We are the creatures of our times, and they are a’changing. The first turning of the saeculum (see the group mind) following World War II generated a wave of drug addiction. In those halcyon days throughout the western world a multitude, not just addicts, took to psychedelics and stimulants with a messianic fervour, mixing them with the old favourites of sedatives and alcohol. The pied pipers such as Timothy O’Leary and Ken Kesey switched on new attractions for a very old appetite. My training in psychiatry, psychology and sociology left me unaware of the communal pressure that cycles group behaviour. Age brings the wisdom that what comes round will do so again. Aboriginal lore teaches that when an elder dies a library is lost. Elders get to see all four turnings of one complete cycle. I stumbled across my first clue in the history of alcohol consumption.
The United States has kept a record of its citizens’ alcohol consumption thoroughly for 400 years. It reveals a regular cycling up and down with a periodicity of about 80 years. All drug use oscillates to the same beat. The citizens of the 1960s repeated the history of previous cycles. As the four turnings of the saeculum make one complete round, companion values move together from one extreme to its opposite, from the politics of the right to the left, from law and order to permissiveness, from meanness to generosity of spirit for victims, and back again. Driven by the stream of prevailing sentiment we dress, vote, invest and spend, eat, drink and take drugs in surprising unison. The practical minds of marketeers learn how to exploit the changing appetite. With far less insight politicians go with the flow (see war on drugs).

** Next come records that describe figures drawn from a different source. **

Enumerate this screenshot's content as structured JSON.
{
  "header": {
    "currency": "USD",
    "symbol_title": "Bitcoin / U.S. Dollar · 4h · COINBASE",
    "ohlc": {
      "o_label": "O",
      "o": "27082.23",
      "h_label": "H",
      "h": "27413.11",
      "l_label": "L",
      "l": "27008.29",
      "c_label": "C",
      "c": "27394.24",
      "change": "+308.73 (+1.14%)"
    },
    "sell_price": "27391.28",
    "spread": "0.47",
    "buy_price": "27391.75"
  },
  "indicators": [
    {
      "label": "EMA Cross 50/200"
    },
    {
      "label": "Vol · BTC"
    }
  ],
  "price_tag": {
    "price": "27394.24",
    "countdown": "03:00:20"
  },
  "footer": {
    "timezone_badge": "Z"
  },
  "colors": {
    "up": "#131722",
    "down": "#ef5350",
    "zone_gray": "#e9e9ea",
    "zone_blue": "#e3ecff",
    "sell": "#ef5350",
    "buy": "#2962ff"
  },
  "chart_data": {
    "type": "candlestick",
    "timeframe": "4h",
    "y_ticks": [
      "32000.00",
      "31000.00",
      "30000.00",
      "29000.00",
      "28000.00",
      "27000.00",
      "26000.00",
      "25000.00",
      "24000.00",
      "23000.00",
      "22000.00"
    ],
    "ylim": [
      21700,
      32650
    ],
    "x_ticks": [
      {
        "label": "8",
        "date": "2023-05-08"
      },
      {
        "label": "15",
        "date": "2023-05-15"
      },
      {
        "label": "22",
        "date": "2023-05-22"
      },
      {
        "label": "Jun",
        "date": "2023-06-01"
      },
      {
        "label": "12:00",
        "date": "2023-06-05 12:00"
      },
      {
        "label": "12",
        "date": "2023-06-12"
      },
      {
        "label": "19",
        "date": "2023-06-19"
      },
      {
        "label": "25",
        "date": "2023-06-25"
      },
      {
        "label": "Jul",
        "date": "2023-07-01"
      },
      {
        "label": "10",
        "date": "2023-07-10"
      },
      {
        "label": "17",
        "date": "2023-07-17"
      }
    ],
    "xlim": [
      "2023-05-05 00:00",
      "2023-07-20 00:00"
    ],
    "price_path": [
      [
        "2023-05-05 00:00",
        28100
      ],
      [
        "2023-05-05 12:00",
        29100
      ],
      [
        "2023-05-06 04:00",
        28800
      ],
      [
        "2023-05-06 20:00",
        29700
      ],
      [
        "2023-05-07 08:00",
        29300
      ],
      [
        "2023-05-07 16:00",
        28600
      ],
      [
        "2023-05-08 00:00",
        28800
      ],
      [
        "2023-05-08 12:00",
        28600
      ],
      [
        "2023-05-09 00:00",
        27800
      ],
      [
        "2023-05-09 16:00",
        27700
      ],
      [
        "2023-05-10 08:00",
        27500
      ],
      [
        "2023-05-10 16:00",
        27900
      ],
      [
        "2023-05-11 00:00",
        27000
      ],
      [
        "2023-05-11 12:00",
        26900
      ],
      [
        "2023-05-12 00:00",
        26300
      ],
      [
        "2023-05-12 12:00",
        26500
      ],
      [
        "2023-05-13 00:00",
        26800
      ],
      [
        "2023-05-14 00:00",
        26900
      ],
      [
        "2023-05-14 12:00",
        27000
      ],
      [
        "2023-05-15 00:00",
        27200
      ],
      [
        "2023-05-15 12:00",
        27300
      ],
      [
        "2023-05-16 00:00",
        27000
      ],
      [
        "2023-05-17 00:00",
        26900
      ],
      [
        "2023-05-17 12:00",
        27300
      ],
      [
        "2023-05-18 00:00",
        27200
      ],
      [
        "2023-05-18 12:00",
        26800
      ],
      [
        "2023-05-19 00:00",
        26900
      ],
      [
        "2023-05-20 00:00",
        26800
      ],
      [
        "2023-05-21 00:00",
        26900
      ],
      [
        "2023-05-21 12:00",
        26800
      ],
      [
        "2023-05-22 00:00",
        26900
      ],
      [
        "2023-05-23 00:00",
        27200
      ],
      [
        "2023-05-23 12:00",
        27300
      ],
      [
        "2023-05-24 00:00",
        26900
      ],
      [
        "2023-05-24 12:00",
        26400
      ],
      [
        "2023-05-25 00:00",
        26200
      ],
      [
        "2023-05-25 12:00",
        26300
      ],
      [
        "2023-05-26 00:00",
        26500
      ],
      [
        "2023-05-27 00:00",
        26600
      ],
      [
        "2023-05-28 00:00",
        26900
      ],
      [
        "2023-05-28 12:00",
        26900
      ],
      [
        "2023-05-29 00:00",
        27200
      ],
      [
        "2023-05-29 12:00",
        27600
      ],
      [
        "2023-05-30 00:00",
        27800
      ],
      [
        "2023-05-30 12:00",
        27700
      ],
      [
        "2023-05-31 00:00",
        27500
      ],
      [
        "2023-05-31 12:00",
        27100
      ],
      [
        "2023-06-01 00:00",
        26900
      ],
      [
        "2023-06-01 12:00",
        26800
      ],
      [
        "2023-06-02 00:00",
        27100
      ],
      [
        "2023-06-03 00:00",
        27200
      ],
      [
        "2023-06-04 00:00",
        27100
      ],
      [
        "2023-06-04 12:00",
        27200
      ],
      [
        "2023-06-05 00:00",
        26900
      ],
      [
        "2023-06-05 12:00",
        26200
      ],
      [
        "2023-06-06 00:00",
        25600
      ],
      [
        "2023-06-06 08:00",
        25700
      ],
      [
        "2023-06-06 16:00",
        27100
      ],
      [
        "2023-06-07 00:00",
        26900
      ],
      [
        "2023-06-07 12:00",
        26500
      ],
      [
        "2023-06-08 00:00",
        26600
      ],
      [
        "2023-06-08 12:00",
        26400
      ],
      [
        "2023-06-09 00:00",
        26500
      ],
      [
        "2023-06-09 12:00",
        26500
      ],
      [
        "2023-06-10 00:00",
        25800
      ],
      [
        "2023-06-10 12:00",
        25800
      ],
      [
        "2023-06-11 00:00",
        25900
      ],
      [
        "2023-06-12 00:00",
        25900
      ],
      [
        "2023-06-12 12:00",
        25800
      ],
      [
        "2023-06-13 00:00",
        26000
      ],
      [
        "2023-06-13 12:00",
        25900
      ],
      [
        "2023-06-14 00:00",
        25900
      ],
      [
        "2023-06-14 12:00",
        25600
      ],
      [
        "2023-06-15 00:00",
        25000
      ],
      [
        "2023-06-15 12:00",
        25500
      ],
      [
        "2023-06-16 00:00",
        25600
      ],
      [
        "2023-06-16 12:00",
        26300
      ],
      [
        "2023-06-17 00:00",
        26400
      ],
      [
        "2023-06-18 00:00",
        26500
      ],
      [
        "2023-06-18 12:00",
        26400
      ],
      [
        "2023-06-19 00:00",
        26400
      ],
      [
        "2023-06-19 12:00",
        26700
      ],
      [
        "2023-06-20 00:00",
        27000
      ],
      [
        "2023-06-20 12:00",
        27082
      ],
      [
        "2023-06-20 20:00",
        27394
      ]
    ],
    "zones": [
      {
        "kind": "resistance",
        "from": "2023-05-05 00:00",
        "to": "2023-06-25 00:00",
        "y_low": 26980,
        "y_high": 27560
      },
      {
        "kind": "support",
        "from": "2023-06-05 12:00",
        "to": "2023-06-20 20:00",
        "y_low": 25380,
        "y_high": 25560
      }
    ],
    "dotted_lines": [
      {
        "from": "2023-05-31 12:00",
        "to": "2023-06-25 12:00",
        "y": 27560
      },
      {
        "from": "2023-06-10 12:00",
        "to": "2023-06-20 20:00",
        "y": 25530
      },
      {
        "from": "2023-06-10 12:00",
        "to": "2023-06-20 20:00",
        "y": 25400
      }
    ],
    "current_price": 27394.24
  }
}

The group mind does not have the self-awareness that makes individual thought flexible. For change it depends on the genetic programming of its members to cycle in unison automatically through the range of values that tests its culture comprehensively. Groups that have lived with a drug for many cycles develop a culture that give its members defence against its abuse. The groups that fail to do so are winkled out by extinction. Society has not yet learned how to manage any better. Our leaders follow what the latest fashion dictates, in social action as well as substances. For example, beyond the “isms” they foster, they join the community in the current over-valuation of the knowledge that mental trauma brings about mental suffering. Not just the misguided enthusiasts, but all levels of society joined in the recent re-acceptance of the pseudo-illness known as chronic post-traumatic stress disorder (see Chaps. 9 and 10 in “Welcome to the Loony Bin“). A full cycle earlier a similar epidemic marked WWI. Society repeats the errors it does not learn from the lessons of history.